Hi, Im Airil, doing a research on flexural strength of composite beam. Two beams were stiffened by C-channels at the lower flange to increase its ultimate strength. The beam was subjected to two point load, intentional to produce constant moment at the mid-span region. The problem was, due to the loading system, there was high moment-shear interaction at the points of each loading. It got worst as the influence of shear was high as the increase in ultimate strength was not followed by increase in shear strength (little increament in effective shear area).

QUESTIONS;
i) IS THERE ANY WAY I CAN CALCULATE THE CONTRIBUTION OF THE CHANNEL TO THE SHEAR STRENGTH OF THE COMPOSITE SECTION- the channel web was welded to the lower flange of the steel beam

ii)can I consider that the slab can carry 1/3 the applied shear stress

 

[ishvaaag]

I think a 3D model separating slab, beam and channel, then joinign by rigid links or so may give some idea of what happens. The more complex and fitting the behaviour the model, the better, but even line elements may give an idea of the behaviour.

The union between channel and beam may be modeled quite rigid to ensure common deformation, but the links representing the union through studs contrarily may need some flexibility (and slippage if feasible) be considered.

Then you can tune your model/s to the behaviour for further modeling.

How much shear the slab takes will depend on a number of parameters. I think I have seen in print to count even the 100% of the brute section of the uncracked slab.

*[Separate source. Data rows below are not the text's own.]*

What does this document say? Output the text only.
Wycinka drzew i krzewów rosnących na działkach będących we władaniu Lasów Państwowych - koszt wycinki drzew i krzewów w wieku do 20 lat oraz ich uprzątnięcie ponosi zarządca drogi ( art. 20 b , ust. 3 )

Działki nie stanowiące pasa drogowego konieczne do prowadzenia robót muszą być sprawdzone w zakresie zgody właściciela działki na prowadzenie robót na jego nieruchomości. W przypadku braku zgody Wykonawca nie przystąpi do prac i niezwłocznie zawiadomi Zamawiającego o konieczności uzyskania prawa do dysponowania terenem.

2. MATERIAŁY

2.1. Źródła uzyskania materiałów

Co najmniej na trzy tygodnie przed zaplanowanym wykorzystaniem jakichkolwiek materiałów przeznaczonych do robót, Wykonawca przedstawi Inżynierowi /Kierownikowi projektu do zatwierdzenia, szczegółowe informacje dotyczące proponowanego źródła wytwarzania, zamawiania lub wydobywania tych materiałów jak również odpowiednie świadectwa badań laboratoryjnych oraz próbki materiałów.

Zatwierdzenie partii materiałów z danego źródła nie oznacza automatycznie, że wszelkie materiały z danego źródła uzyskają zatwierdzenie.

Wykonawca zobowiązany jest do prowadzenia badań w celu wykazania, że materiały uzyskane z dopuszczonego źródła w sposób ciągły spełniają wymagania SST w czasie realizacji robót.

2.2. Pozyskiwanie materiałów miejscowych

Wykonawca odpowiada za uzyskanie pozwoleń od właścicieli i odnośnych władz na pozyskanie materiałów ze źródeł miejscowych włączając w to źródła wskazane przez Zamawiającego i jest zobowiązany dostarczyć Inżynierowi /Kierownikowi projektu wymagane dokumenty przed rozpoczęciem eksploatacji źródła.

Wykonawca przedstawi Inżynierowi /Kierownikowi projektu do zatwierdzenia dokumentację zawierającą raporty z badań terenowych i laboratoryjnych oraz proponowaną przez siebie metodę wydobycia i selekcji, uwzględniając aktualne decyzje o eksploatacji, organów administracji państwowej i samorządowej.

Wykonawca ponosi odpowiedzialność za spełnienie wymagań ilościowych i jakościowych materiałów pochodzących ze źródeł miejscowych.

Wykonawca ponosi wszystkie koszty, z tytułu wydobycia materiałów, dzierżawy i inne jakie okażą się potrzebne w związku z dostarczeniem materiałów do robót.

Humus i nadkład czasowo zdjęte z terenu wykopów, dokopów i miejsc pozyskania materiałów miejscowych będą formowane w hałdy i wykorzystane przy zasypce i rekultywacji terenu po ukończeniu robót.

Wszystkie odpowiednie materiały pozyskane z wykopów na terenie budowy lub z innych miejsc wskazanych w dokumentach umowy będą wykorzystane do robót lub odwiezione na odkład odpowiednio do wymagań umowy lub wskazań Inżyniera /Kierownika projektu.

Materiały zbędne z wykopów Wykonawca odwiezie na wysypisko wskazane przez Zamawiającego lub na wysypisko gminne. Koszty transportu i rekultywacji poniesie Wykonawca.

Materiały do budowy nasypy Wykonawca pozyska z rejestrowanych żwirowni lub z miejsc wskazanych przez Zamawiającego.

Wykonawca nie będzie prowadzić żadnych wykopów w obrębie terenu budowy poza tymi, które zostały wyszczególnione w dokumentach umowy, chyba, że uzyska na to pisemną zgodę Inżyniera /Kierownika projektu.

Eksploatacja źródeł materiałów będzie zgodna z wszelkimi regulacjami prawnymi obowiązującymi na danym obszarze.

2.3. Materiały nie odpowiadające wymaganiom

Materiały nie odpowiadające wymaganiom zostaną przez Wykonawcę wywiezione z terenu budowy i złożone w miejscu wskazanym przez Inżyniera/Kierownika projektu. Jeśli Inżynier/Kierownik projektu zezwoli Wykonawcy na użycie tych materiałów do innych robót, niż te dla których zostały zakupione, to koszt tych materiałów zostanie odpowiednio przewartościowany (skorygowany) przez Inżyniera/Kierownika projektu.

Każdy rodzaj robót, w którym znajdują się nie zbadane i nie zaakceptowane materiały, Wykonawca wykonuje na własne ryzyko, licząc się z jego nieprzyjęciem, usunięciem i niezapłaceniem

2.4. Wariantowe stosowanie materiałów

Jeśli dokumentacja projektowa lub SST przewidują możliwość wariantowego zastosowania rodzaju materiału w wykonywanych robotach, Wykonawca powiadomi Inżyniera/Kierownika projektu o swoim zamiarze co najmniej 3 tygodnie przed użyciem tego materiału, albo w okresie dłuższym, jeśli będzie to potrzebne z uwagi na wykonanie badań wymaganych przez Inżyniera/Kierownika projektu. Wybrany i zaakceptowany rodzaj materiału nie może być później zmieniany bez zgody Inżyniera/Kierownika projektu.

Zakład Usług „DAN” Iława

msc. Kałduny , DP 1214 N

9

Normally won't be your case but in the continuity joint zones in continuous composite beams it the quite cracked concrete atop (in tension) will show quite poor contribution to shear capacity there.

 

[visitor]

You can find the shear at the channel using the equation,
F.A.Y/I ( where F= shear at the section, A = Area of the channel when you want to find the shear stresses at the interface, Y = distance of the centroid of channel from the centroid of composite section, I= Moment of Inertia).

There are procedures available in the British standard BS5950-Part1, for calculating the reduced flexural strength of the sections due to high shear . You can refer to that.

 

[WKTaylor]

Suggest You ask this question in the composites forum327. Regards, Wil Taylor

 

[Ingenuity]

wktaylor,

FTI....

unfortunately, "composites" for you aero's is different for us "structurals".

composites for "aero" is FRP (eg carbon, glass, aramid)

composites for "structural" can be FRP's but it most often means steel beam acting in structural action (composite action) with a concrete slab.

 

[Ingenuity]

wktaylor,

FYI....

unfortunately, "composites" for you aero's is different for us "structurals".

composites for "aero" is FRP (eg carbon, glass, aramid)

composites for "structural" can be FRP's but it most often means steel beam acting in structural action (composite action) with a concrete slab.